The Mind

Perspective: Will Space Exploration Force Humans to Rethink Death?

We live in a world where the concept of death has become sensitized. Whether that’s been through pop culture, endless wars, the persistence, and the omnipresence of death itself, humans don’t seem to value it.

The reality is a tough pill to swallow but the fact is that the world isn’t doing so great right now. We face social and environmental challenges that are creating a perfect storm for suffering throughout the world. Because of endless conflict, the world also faces the worst refugee crisis since World War II.

But we push forward and upward still, and to much dismay. Why would humans spend billions on the resources to achieve spaceflight and to travel to other worlds when we’ve clearly not been so kind to this one? Because at the end of the day, humans migrate. We always have and always will. Like our many ancestors and even our neighbors in the animal kingdom depended on movement for survival.

It’s in our natural instinct and it has made humans both pioneers and adventurers, seeking what’s over the hill and what’s around the corner. But it comes at a cost.

There’s a reason pioneers are celebrated and written about in history books. To brave a frontier not only requires a years-long commitment, but it may require your life as well. When the first ships crossed the Atlantic, when the Vikings sailed the northern Sea, and when humans began to build a home in space, many died. That is the cost of exploration and discovery. It always has and it always will be.

The space program has always been a shining light for humanity. Something of pride and a sense of adventure. It let humans believe the impossible and pursue something that seemed out of reach. The early days of humanity’s push to orbit were driven by conflict in the post-WWII era. The Soviets put the first human in space, Yuri Gagarin and the Americans needed to best that.

NASA soon began the effort to land the first humans on the moon with its Apollo capsule. During the testing of that capsule at Kennedy Space Center, 3 American astronauts were killed in a fire.

But still, NASA soldiered on because America’s standing and security were perceivably at stake. And of course, on the Apollo 11 mission, humans would step foot on the Moon.

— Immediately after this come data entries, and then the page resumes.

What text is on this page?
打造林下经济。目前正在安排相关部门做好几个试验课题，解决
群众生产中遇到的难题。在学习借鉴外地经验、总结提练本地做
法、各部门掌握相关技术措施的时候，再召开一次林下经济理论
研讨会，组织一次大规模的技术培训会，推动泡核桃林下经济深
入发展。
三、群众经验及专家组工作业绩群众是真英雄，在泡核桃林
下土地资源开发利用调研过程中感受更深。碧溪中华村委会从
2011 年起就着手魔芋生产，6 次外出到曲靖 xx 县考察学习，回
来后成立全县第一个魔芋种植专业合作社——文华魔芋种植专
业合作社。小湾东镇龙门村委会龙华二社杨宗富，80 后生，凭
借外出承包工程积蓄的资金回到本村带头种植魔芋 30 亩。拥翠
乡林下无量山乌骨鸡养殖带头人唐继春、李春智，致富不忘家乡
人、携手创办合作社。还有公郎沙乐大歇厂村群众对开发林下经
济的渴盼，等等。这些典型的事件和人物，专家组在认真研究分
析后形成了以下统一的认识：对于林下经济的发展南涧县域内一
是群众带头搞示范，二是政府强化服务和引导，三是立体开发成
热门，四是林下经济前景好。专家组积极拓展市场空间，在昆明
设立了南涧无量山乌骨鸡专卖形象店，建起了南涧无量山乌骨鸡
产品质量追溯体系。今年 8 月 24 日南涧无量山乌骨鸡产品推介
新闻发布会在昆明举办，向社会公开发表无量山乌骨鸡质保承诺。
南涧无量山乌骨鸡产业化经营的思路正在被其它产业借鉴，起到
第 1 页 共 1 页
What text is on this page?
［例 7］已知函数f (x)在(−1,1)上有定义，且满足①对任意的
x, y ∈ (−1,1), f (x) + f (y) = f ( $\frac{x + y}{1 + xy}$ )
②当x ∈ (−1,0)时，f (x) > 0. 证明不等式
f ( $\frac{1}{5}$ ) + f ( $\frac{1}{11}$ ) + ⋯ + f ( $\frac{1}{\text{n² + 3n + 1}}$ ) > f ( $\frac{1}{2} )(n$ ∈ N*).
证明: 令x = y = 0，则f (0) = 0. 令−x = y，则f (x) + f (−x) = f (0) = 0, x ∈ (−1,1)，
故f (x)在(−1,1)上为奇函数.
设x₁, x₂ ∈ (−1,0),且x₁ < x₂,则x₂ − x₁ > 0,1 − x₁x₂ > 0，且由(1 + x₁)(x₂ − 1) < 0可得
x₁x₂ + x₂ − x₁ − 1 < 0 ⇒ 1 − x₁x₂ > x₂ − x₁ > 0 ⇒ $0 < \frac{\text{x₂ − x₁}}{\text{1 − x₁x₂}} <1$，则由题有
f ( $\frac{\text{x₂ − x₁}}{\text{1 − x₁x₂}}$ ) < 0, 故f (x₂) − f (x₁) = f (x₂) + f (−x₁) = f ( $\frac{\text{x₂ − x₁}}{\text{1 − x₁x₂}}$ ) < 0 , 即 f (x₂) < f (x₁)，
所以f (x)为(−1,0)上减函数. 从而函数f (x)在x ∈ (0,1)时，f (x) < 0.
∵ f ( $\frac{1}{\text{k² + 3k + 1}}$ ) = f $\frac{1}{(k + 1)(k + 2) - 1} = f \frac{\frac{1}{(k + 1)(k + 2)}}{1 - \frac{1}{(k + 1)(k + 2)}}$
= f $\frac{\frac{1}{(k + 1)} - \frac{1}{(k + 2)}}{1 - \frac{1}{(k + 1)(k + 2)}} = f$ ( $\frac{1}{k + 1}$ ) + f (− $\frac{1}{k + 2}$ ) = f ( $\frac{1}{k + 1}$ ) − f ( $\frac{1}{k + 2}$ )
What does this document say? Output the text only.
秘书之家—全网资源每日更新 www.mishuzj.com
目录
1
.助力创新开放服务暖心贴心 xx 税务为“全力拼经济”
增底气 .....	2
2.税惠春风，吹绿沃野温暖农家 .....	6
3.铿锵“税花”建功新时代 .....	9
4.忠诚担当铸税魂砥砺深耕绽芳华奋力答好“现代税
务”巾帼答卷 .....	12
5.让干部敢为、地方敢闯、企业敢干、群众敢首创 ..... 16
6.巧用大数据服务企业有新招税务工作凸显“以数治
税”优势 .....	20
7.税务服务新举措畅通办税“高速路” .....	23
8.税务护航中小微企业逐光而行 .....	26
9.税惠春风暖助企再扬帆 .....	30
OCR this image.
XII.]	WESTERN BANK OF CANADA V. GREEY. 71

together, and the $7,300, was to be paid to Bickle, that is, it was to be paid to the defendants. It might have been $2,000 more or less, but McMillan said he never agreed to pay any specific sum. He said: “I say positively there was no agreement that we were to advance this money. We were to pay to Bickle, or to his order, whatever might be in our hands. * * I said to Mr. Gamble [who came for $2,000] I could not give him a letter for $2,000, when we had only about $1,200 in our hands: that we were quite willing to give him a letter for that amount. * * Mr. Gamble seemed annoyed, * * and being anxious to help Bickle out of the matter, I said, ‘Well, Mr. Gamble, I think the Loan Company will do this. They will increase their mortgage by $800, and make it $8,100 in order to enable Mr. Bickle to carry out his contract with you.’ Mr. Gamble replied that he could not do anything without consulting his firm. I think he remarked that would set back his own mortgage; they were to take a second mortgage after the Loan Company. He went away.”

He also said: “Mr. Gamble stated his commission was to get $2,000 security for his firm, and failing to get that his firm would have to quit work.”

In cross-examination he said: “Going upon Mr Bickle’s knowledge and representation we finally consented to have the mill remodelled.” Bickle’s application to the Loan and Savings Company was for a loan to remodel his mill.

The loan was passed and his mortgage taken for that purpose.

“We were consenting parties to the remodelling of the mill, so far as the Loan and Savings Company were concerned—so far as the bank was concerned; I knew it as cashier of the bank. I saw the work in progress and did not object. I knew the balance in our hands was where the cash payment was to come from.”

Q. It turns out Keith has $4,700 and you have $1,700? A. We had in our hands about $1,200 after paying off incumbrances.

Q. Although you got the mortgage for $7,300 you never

Years later and with the lunar landings in rear-view, NASA redirected to a permanent presence in orbit. That would be made possible by the widely-celebrated Space Shuttle program. The optics were astounding. A vehicle that launched to space and flew back home––like Star Trek. In fact, the first space shuttle was named the Enterprise.

Then tragedy struck. The crew of the Challenger space shuttle was killed when the vehicle exploded during takeoff. The event would break America’s heart and ground the program for a while.

Years later, the Columbia space shuttle would disintegrate on re-entry, killing its entire crew. The tragic event rocked the industry and would exasperate the issues already facing the shuttle program. Some would say it helped the government end the program altogether.

The last Shuttle flight was in 2011 and today the space industry is entering a new generation of spaceflight. Human launches will soon return to American soil at Cape Canaveral but this time it will be private companies like Boeing and SpaceX assuming the responsibility for human lives.

Will there be incidents? We absolutely hope not but history dictates itself, and so does probability. Space travel is still extremely difficult and with the number of launches increasing far beyond what shuttle and Soyuz flew, the chances of an incident go up. Remember, companies like Blue Origin, SpaceX, Sierra Nevada, and others, aim to make space travel as regular as commercial spaceflight.

That means constant launches and constant landings. And busy airspace all around the globe.

That also means accepting the everyday risks of everyday travel. Cars still crash, planes still fall out of the sky, and trains are derailed all the time. Will the space industry ultimately accept this risk as part of its long-term goals or will they let the inevitable death slow it down?

The irony is that death on this planet has become business as usual but speak of death in space, where it is costly, and suddenly human life isn’t expendable.

And it shouldn’t be, anywhere. No matter what the future is coming right for us and those who are willing to make the sacrifice to brave a new frontier will accept the risks for themselves.